Si le bouddhisme s'est implanté en Corée entre le IVe et le VIe siècle, l'influence confucéenne ne tarda pas à s'y installer. En 958, on instaura des examens uniquement en chinois pour recruter les fonctionnaires. Cela eut un effet très important, car les textes écrits aux VI-VIIe siècles n'ont pas été recopiés et ont disparu. En 1446, apparut un mouvement contraire avec l'invention d'un alphabet coréen composé de dix voyelles et quatorze consonnes. Celui-ci fut rejeté par les lettrés qui ne voulurent pas mêler la leur à la langue parlée par les femmes et les gens du peuple. Du XIII au XIXe siècle, la Corée fut un royaume confucéen strict influencé par le courant de pensée de Zhu Xi. Les moines furent écartés du pouvoir politique et chassés de la capitale. Ils ne purent revenir à Séoul qu'au XIXe siècle. Le rôle du bouddhisme est par conséquent différent en Corée de celui qu'il eut au Japon et en Chine. Ainsi l'influence du bouddhisme sur la vie a diminué tandis que le modèle néoconfucéen s'implantait progressivement.

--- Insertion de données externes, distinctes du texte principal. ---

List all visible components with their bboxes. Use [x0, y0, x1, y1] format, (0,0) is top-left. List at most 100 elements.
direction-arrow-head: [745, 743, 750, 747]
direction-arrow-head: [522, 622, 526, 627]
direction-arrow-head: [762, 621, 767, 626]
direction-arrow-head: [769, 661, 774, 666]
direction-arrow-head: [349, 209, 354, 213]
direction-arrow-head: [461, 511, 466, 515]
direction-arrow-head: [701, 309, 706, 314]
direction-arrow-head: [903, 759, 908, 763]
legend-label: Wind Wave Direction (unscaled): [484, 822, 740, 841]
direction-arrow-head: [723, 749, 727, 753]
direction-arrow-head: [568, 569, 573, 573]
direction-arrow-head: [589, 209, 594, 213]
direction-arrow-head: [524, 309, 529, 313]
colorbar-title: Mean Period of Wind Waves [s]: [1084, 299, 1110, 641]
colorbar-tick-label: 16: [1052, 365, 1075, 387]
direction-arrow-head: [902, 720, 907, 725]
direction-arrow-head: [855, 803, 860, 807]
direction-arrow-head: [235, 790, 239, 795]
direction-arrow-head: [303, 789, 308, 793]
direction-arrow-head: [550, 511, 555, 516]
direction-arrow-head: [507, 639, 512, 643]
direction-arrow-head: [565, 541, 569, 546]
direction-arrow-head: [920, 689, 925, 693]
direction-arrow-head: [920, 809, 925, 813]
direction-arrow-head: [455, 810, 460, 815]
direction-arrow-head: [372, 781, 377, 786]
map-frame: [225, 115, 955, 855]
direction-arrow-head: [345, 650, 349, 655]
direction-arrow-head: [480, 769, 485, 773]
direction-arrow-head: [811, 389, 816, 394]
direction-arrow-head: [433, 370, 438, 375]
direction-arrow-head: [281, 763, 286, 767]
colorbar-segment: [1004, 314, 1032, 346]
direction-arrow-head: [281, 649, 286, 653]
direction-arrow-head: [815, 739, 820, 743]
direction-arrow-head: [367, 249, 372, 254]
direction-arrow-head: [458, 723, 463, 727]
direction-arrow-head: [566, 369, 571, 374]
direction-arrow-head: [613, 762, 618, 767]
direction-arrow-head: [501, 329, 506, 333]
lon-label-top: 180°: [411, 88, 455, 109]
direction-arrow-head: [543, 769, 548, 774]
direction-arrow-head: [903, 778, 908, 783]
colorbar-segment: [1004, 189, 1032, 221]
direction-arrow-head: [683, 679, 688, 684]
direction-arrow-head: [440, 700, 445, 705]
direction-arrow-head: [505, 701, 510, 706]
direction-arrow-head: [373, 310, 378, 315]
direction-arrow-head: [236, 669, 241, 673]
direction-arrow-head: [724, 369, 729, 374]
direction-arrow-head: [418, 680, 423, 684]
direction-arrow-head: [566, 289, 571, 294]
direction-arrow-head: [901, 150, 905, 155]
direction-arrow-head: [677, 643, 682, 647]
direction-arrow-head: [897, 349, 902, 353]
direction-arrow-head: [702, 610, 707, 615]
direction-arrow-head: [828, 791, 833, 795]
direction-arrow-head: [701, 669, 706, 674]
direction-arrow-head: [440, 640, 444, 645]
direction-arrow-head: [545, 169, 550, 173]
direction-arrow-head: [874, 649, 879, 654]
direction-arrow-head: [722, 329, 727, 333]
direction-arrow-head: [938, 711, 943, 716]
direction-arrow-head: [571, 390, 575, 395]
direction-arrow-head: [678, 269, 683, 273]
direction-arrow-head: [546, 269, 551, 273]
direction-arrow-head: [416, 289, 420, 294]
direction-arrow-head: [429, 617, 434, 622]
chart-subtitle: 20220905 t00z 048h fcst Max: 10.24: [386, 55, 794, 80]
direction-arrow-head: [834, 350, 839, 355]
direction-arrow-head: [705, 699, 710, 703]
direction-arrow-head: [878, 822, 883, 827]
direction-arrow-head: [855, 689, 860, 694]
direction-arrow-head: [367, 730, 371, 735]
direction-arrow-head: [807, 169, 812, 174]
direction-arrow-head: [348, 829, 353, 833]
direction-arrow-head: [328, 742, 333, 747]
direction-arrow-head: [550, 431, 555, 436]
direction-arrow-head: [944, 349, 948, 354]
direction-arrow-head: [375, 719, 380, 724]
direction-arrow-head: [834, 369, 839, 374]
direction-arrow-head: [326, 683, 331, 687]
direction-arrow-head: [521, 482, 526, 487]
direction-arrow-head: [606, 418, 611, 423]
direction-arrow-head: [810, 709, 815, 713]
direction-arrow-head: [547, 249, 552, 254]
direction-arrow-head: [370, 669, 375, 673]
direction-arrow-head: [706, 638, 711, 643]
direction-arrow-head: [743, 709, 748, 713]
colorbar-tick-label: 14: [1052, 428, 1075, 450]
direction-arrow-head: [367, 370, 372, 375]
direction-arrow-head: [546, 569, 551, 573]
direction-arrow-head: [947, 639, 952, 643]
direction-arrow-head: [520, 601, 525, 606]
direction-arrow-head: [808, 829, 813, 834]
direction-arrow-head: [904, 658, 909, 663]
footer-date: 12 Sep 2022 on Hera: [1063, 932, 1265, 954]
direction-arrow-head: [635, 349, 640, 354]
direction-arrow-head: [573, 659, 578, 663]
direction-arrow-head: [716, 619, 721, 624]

Examinons la situation actuelle. Les données statistiques concernant la Corée du Sud correspondent aux déclarations faites par des groupements religieux; aussi sont-elles à prendre avec précaution.
- 1983 : 39% des Coréens se disent adeptes d'une religion. Pour 40 millions d'habitants, on compterait 25 millions de bouddhistes, 11 millions de catholiques, 2 millions de protestants.
- 1993 : 50% se disent adeptes d'une religion.

En Corée, les religions se disent zongjiao, et l'on désigne le protestantisme comme la xinjiao "la nouvelle religion".

Officiellement, on ne parle pas du chamanisme alors qu'il est pourtant très vivant. Les lieux de culte sont répertoriés et le nombre d'adhérents reste stable; on compte 12 000 moines, mais les moniales, sans doute aussi nombreuses, ne sont pas répertoriées. On compte un chamane pour mille habitants. Le chamanisme a en face de lui le confucianisme. On peut, sommairement, dire que les lettrés sont confucéens et les femmes chamanes.

Le chamanisme n'est pas syncrétique dans ses déclarations mais l'est dans ses pratiques rituelles. Il distingue :
- les divinités en relation avec le monde végétal (venant du bouddhisme),
- les divinités carnivores et buveuses d'alcool,
- la table des ancêtres et aussi des ancêtres patrilinéaires de la femme,
- sur une autre table, les morts sans descendants, que le chamanisme prend en charge.

Le chamanisme se rencontre non seulement dans des villages de pêcheurs, d'agriculteurs, mais aussi à Séoul. La mobilité religieuse est fascinante, et le phénomène est à l'inverse de ce qui se passe en Occident où il y a de moins en moins de croyants déclarés.

En Corée, le Premier de l'An, chacun va dans sa famille et salue ses parents. Le chamanisme comporte un système de filiation dans un nombre limité de familles élues qui exercent leur pratique en fonction d'un "grand-père".